Tale carico emotivo e psicologico non di rado mette profondamente in difficoltà il nuovo nucleo familiare, e spesso, all’interno di una tale estesa perturbazione su più livelli, un pensiero può affacciarsi alla mente – un pensiero talmente spaventoso e terrrizzante che non di rado può evolversi in un vero e proprio disturbo: la possibilità di poter, dopo aver perso il controllo di sé, fare del male ai propri figli.
Premessa: la paura dei pensieri
Nel suo ultimo lavoro Il libro delle fobie, Giorgio Nardone pone l’accento sul fatto che la paura, istintiva e potente reazione emotiva ai pericoli, sia al giorno d’oggi primo propulsore e motore di una serie di disturbi psicologici e relazionali. In altre parole, la reazione di paura insieme ai tentativi di gestirla e tenerla sotto controllo, racchiudono un alto potenziale di generare disagio in diverse e sfaccettate forme. Senza dubbio, la paura di poter fare del male ai propri figli non fa eccezione, proprio in virtù dell’istintiva avversione che questa possibilità comporta: unisce infatti l’arcaica paura di perdere il controllo con quella, angosciante, del pericolo per l’adorato figlio o figlia.
Quando i tentativi di risolvere un problema lo esasperano…

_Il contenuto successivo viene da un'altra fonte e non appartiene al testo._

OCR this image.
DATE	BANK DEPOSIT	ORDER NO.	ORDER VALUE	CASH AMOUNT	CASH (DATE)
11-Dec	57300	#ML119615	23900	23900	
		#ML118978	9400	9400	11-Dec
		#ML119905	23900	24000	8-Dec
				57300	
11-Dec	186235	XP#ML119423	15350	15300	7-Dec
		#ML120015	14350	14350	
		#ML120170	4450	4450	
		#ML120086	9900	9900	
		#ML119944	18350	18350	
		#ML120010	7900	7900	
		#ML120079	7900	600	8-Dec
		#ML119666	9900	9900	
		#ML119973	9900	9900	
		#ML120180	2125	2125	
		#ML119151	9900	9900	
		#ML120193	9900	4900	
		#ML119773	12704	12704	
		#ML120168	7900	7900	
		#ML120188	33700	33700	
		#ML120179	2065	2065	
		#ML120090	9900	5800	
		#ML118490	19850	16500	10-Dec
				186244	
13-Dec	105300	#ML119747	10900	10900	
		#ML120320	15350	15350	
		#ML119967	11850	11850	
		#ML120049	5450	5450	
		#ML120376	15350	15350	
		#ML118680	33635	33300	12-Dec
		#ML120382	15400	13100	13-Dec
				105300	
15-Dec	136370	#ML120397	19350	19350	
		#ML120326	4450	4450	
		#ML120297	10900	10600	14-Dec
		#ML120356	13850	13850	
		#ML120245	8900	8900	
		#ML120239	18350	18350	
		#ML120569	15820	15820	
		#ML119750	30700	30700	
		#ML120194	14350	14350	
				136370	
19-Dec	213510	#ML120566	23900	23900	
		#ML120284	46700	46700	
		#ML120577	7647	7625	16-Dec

Scatta l’allarme: la pur remota e irrealistica prospettiva deve essere completamente scongiurata. Le prime reazioni sono legate ad un purtroppo fallimentare tentativo di controllo del pensiero. In altre parole la persona si sforza di cancellare i pensieri disturbanti dalla propria coscienza – solitamente ottenendone però l’effetto opposto, dato che come è noto, “pensare di non pensare è già pensare”, e il tentativo reiterato di cancellare un pensiero ne provoca l’inaspettato rafforzamento, aumentandone la potenza e la frequenza (Bartoletti, 2019).
A volte la persona cerca di coinvolgere gli altri, nella speranza che le rassicurazioni ricevute possano avere l’effetto sperato di sconfiggere il dubbio, in quella che in breve tempo diviene una sfida – persa in partenza – fra ragionamenti razionali e dubbi, o angosce, irrazionali ed emotivamente carichi.
Può anche scattare l’evitamento: di tutte quelle situazioni che metterebbero a rischio la prole – quindi, paradossalmente, il genitore in questione evita di rimanere da solo con i figli. Non fidandosi più di sé stesso e delle proprie reazioni, cerca la sicurezza dei bambini nella presenza di un altro, che all’occorrenza possa intervenire e metterli al sicuro dalla propria paventata follia.
Tutti questi accorgimenti, che in termini tecnici chiamiamo “Tentate Soluzioni Disfunzionali”, non fanno altro che esacerbare il problema, fornendo consistenza percettiva alla prospettiva temuta, che da semplice e passeggero pensiero diventa fantasia ricorrente e sempre più angosciante.
Terapia Breve Strategica
Le Tentate Soluzioni, quindi, anzichè risolvere il problema finiscono per peggiorarlo costantemente, ed è proprio su di loro che si focalizza la Terapia Breve Strategica, in quanto intervento in grado di portare al collasso la paura patologica, restituendo libertà di scelta e di relazione alle persone. Nel caso della paura di fare del male ai propri figli l’intervento, basato su specifiche tecniche e processualità terapeutiche, si dipana nell’arco di alcune sedute, nella grande maggioranza dei casi in grado di portare al superamento del problema.
Riferimenti bibliografici
Bartoletti, A. (2019). Pensieri brutti e cattivi. Milano: Franco Angeli.
Nardone, G. (2023). Il libro delle fobie. Firenze: Ponte alle Grazie.
Tomasello, M. (2019). Diventare umani. Milano: Raffaello Cortina Editore.